My journey through gender identity

 

PART I. LOST

The line on the paper is so terribly blank, like a chasm I could fall into.

In neat letters beneath it is a shocking permission I have never before been granted:

Pronouns.

It is the first time I have ever been given this option.

I am twenty-seven years old.

I reach for my pen, pick it up, put it down.

The world spins around me.

 

I remember being four years old and telling my Uncle Chris that I was a princess in a tower, as I peered down at him from the landing of his staircase. He sang songs to me from below.

I remember being five years old and telling my mother I wanted to be a “ballerina unicorn” for Halloween. I was given a frilly pink tutu and a beautiful handmade felt mask from a store on Quadra Island.
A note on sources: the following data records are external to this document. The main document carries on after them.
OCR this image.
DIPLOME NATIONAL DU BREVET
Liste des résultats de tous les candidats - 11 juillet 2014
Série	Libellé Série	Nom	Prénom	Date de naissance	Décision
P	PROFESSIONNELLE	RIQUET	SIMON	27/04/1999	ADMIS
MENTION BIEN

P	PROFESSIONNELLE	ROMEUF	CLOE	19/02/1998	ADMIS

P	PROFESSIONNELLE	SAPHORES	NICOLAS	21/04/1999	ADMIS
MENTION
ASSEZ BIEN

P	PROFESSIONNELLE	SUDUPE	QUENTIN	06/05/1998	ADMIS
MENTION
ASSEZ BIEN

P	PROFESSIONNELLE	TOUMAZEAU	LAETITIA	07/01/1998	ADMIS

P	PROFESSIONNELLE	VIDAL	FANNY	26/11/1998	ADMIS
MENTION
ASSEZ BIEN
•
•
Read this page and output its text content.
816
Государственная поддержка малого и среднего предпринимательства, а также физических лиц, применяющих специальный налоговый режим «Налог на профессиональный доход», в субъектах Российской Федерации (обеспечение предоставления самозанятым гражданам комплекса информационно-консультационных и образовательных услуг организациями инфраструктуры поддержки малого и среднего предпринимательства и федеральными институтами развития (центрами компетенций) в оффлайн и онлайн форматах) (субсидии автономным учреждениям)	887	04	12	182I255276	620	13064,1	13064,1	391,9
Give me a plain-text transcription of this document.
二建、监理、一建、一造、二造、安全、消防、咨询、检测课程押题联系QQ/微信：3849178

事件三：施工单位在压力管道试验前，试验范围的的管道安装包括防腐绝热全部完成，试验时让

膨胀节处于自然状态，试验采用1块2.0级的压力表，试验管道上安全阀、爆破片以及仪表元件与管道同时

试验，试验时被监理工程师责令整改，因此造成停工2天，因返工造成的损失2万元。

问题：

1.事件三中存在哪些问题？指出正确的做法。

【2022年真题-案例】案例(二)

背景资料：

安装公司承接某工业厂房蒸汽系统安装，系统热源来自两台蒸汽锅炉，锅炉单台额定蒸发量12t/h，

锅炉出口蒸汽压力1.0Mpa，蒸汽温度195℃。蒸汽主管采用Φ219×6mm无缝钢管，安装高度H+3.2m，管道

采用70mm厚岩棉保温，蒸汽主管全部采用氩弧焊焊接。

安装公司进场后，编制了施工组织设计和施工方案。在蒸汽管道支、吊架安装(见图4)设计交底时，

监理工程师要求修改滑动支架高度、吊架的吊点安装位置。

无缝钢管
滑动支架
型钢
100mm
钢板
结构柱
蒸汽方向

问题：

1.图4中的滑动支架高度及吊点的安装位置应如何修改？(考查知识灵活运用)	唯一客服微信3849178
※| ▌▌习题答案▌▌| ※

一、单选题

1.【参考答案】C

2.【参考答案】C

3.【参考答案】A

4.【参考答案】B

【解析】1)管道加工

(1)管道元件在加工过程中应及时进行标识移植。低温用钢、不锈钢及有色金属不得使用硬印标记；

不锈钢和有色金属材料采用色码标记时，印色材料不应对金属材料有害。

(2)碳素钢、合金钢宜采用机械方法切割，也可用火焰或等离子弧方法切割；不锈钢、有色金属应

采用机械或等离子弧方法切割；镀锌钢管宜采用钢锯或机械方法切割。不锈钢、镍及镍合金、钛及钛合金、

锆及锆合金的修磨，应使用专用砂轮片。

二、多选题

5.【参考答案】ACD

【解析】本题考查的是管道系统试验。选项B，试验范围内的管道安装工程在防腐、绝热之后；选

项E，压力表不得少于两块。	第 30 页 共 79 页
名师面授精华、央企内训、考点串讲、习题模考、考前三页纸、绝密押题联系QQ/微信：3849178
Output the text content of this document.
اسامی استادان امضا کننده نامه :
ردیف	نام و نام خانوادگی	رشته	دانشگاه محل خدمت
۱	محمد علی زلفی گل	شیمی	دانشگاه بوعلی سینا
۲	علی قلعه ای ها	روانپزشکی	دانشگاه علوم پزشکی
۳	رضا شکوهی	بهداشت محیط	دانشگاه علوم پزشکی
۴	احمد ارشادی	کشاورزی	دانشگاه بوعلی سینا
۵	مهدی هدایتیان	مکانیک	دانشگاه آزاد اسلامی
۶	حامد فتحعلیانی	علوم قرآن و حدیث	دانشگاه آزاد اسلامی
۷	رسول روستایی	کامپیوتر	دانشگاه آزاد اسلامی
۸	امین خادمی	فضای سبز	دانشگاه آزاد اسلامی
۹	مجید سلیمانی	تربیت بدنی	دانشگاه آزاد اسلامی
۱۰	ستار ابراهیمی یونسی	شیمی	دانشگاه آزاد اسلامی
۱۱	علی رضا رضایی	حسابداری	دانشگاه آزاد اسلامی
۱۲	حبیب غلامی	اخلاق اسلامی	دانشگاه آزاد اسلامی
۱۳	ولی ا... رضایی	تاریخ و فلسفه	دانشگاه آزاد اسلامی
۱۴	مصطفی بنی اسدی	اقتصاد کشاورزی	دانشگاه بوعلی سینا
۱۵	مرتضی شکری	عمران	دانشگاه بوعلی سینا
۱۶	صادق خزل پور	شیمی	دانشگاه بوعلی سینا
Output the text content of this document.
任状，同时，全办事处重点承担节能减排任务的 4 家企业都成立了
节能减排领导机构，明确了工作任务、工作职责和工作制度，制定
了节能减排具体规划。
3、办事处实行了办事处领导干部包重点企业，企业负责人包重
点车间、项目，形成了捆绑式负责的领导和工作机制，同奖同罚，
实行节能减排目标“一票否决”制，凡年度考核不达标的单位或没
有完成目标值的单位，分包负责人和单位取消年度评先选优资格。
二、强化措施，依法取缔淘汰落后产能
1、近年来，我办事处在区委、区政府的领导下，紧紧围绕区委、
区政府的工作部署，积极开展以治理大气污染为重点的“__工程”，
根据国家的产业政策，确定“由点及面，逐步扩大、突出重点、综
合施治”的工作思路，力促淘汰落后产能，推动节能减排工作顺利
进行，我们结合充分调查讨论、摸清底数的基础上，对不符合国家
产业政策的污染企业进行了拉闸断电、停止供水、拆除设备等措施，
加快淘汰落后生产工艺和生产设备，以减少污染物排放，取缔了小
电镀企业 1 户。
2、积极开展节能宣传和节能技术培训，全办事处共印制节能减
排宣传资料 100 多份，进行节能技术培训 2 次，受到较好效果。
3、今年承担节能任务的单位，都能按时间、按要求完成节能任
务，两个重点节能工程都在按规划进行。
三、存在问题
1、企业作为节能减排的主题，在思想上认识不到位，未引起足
I remember being six years old and tingling with excitement as I was dusted with blue eyeshadow and had diaphanous blue scarves tied to my wrists to finally join the upper level dance class and dance the most graceful dance I had yet seen in my young life.

And then, I remember being done with all of that particular kind of decorative, coltlike femininity for a long time.

I asked for my long hair to be cut off. My mother was probably relieved, as it was thick and troublesome to brush without loud yowls and protests. I exchanged dresses and skirts for jeans and Tshirts. A highlight of the day was to be mistaken for a boy.

But no matter how hard I tried, I felt like an outsider. I wanted to play with the boys, but they would run away from me, or bully me. I wasn’t interested in sports or rough-and-tumble games or climbing trees or riding bikes. I looked up to the tomboys I read about in books, but I never felt like I was one, even though my mother called me one. I liked to look like a boy, but I wanted to be with the girls. They were kinder, less boisterous. They liked to read and loved things I still loved, like unicorns and fantasy and magic.

I didn’t feel like I was born into the wrong body. I didn’t feel like everyone around me was nuts in calling me a girl. But why did it any of the labeling matter?

 

Class is over, and the empty space is still empty.

I pick up my pen again, push the rounded bottom against my upper lip, put it down.

I get up and go to the library. I take the paper with me.